The conventional human operatives working as spies under the CCP’s military may have some overlap with Unit 61398. The office that oversees the military human intelligence operations is the GSD Second Department.

Similar to the dual role the head of Unit 61398 plays by holding a position in the Shanghai City government, Stokes says, the director of the GSD Intelligence Department’s Shanghai Liaison Bureau is also the director of a Shanghai City government office.

Officers in Unit 61398 also share some platforms with the Second Department spy units, Stokes says, including the Shanghai Association of International Strategic Studies and the Shanghai Strategy Association.

Epoch Times has reported a similar overlap between the cyberspies and human spies operating under the CCP’s military. Hackers under the Third Department will at times use cyberattacks to cover the tracks of spies under the Second Department. The spies can also internally infect networks in U.S. businesses or government offices, which can then grant system access to the hacker units.

Stokes says that hackers under Unit 61398 work with other GSD offices as well.
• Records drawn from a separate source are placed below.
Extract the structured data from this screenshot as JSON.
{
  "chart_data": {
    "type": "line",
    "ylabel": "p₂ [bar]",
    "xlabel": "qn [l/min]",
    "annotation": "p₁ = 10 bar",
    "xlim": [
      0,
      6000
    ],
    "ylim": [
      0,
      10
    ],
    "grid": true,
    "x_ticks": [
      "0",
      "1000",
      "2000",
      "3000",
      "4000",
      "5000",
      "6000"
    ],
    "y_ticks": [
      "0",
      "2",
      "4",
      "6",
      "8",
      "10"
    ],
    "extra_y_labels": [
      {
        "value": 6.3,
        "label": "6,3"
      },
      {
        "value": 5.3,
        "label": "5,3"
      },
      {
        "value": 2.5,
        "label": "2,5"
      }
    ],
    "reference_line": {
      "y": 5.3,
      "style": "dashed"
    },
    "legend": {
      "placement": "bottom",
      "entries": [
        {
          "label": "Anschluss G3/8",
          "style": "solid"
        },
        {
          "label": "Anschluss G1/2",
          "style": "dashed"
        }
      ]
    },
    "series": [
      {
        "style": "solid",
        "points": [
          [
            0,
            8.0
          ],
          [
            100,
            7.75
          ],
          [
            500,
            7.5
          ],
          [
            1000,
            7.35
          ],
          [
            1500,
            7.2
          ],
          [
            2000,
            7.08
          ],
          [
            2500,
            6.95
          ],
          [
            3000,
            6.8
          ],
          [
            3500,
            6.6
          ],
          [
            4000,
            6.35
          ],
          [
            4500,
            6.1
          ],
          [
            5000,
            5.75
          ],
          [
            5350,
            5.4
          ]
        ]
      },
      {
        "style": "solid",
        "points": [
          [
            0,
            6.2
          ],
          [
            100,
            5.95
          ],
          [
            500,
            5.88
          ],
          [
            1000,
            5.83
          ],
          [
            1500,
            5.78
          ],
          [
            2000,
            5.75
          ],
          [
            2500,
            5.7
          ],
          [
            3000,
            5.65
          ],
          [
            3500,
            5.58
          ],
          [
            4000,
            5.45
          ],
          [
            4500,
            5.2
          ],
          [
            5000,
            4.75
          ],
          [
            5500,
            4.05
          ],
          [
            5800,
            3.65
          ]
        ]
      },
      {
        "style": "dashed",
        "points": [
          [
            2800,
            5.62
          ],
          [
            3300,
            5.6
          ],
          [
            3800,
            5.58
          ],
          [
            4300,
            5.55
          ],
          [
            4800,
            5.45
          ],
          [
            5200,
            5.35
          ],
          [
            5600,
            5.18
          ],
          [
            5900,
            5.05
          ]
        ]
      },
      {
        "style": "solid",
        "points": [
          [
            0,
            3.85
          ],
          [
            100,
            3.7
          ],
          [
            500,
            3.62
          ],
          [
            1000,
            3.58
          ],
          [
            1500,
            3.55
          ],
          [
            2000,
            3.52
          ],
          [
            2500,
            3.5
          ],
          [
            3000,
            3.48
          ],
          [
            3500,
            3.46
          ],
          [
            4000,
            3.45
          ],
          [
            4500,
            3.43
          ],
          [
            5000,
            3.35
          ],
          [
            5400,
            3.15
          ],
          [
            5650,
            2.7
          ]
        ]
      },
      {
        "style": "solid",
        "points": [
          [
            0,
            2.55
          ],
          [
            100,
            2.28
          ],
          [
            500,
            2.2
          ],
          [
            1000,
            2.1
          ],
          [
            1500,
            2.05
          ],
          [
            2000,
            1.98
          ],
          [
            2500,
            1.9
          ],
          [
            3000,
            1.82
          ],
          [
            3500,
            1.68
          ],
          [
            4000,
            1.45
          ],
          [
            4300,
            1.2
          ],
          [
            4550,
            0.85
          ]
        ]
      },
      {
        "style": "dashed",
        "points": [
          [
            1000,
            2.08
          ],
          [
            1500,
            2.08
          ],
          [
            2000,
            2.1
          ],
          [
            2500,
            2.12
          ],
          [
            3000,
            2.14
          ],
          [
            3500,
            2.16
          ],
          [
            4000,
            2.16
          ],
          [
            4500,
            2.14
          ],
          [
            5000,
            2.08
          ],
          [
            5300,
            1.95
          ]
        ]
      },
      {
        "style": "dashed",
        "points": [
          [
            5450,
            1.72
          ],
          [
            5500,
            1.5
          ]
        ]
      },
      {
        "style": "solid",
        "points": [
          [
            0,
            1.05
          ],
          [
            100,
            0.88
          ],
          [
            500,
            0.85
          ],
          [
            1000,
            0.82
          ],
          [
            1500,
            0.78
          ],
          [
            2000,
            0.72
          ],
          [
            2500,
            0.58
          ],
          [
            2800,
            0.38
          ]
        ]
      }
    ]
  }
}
He says their “capacity to intercept email exchanges, computer files, cellphone calls, text messages of targets of interest on Taiwan, in the U.S., and elsewhere,” may give intelligence used for political warfare by the General Political Department, also under the GSD of the Chinese military.

Intelligence stolen from the United States, Taiwan, and elsewhere, could be used by the CCP’s political warfare operatives to target individuals for spy operations.

“The bureau allegedly maintains a database on military officers from Taiwan, and presumably other foreign military personnel with a rank of colonel and above,” Stokes says.

Intelligence stolen from the United States, Taiwan, and elsewhere, could be used by the CCP’s political warfare operatives to target individuals for spy operations.

Profiles on foreigners are updated on a semi-monthly basis, he says, and “include basic data such as date and place of birth, education, personal habits, family, and current location.”

The operations could help explain why the CCP’s military hackers are stealing personal data on Americans from targets including the Office of Personnel Management, and Anthem BlueCross and BlueShield.

According to Stokes, groups operating in China “are believed to be waging a coordinated cyberespionage campaign targeting U.S. government, industrial, and think tank computer networks.”

While Unit 61398 plays a significant role in these operations, Stokes says, it is just one of close to a dozen similar groups “identified and linked with the PLA, and others connected with universities and information security enterprises.”

Meanwhile, Unit 61398 “plays an important role in the creation of a ‘global electronic fishbowl'” for the CCP, he says, yet a survey of its structure and capabilities suggests its responsibilities go “well beyond cyberespionage.”